Christian Hebraists needed to reconcile different definitions of citizenship within the new nation-state. For example, Paul the Apostle is identified as a Jew by birth, or by the participation of family and kin, or a Roman by location and the ruling government, and then finally a Christian or a universalist (Catholic), by self-definition. The Hebraists added, as had the Jews, the identification to a land within specified borders. And within those borders certain laws applied to its inhabitants, although in different ways, according to their status. There are three categories of inhabitant: the “native born…the resident alien who resides permanently in the land… and the foreigner.” Thus, another characteristic of Hebraism is that a people and a (holy) land go together, with a legal system that binds them to it. Jews in the land would be obligated by civil and Jewish law, and the resident alien and foreigner only by the former. Finally, the fact that a person could convert to Judaism allowed for the full and complete integration, from a legal standpoint, into the body politic, as if the convert were native born. This is the power of law that is found at the center of Western civilization, particularly in modern times.

Coke and Selden understood that law is also to be understood as part of a nation’s history.

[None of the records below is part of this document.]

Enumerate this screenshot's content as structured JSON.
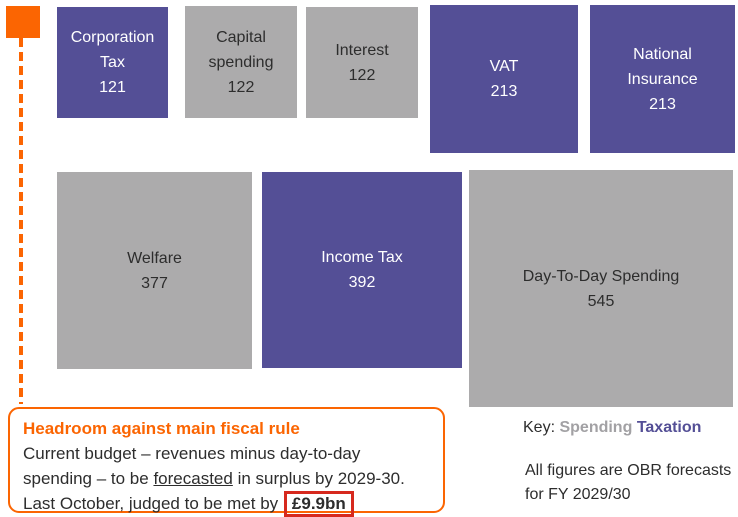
{
  "colors": {
    "taxation_purple": "#544F96",
    "spending_gray": "#ACABAC",
    "accent_orange": "#FB6502",
    "highlight_red": "#D6291E",
    "text_dark": "#2D2D2D",
    "text_light": "#FFFFFF"
  },
  "chart_data": {
    "type": "treemap",
    "description": "Proportional-area squares; area scales with value",
    "tiles": [
      {
        "name": "Corporation Tax",
        "value": 121,
        "category": "Taxation"
      },
      {
        "name": "Capital spending",
        "value": 122,
        "category": "Spending"
      },
      {
        "name": "Interest",
        "value": 122,
        "category": "Spending"
      },
      {
        "name": "VAT",
        "value": 213,
        "category": "Taxation"
      },
      {
        "name": "National Insurance",
        "value": 213,
        "category": "Taxation"
      },
      {
        "name": "Welfare",
        "value": 377,
        "category": "Spending"
      },
      {
        "name": "Income Tax",
        "value": 392,
        "category": "Taxation"
      },
      {
        "name": "Day-To-Day Spending",
        "value": 545,
        "category": "Spending"
      }
    ],
    "legend": {
      "label": "Key:",
      "entries": [
        {
          "name": "Spending",
          "color": "#ACABAC"
        },
        {
          "name": "Taxation",
          "color": "#544F96"
        }
      ],
      "position": "bottom-right"
    },
    "footnote": "All figures are OBR forecasts for FY 2029/30"
  },
  "annotation": {
    "title": "Headroom against main fiscal rule",
    "body_1": "Current budget – revenues minus day-to-day spending – to be ",
    "underlined_word": "forecasted",
    "body_2": " in surplus by 2029-30. Last October, judged to be met by",
    "highlight_value": "£9.9bn"
  }
}
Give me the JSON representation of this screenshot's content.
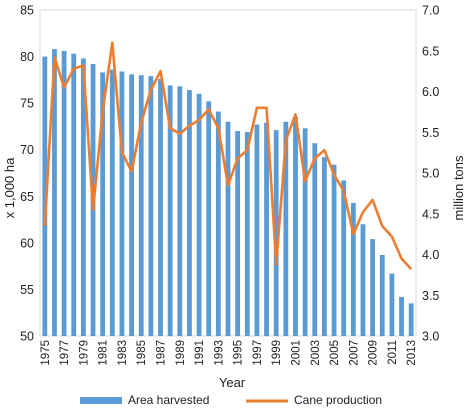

In making the case for the category of Hebraism, Grosby closes the argument noting that while all of this is rather dialectical, in fact no synthesis may be in the offering. We are beings of this world, governed by our own laws and those of God. Which is to say, these conceptual tensions “…arise because national sovereignty coexists with monotheism, resulting in a paradoxical national monotheism, or, as described previously, monolatrous monotheism.” We recognize both our power and our weakness, even more so now that we know the vastness of the heavens.

I will note one possible small omission that Grosby might have mentioned. It seems that the Jewish Sanhedrin might be viewed as a proto-formulation of a parliament or parliamentary body. Is there any Old Testament influence in this development? While it is unclear exactly what its formulation and purview was, the Sanhedrin certainly seems to have been a democratic body of sorts whose duties included law, religious matters, legislation, and the election of high leadership, both secular—–a king, and religious- the high priest.

Having said this, the scholarship and erudition on display in this book is formidable. The language is elegant and the arguments are long yet precise. All avenues are pursued to make the case that Hebraism, or more precisely, Christian Hebraism, the third culture, is a potent rubric for exploration of modernity. And a very strong case it is.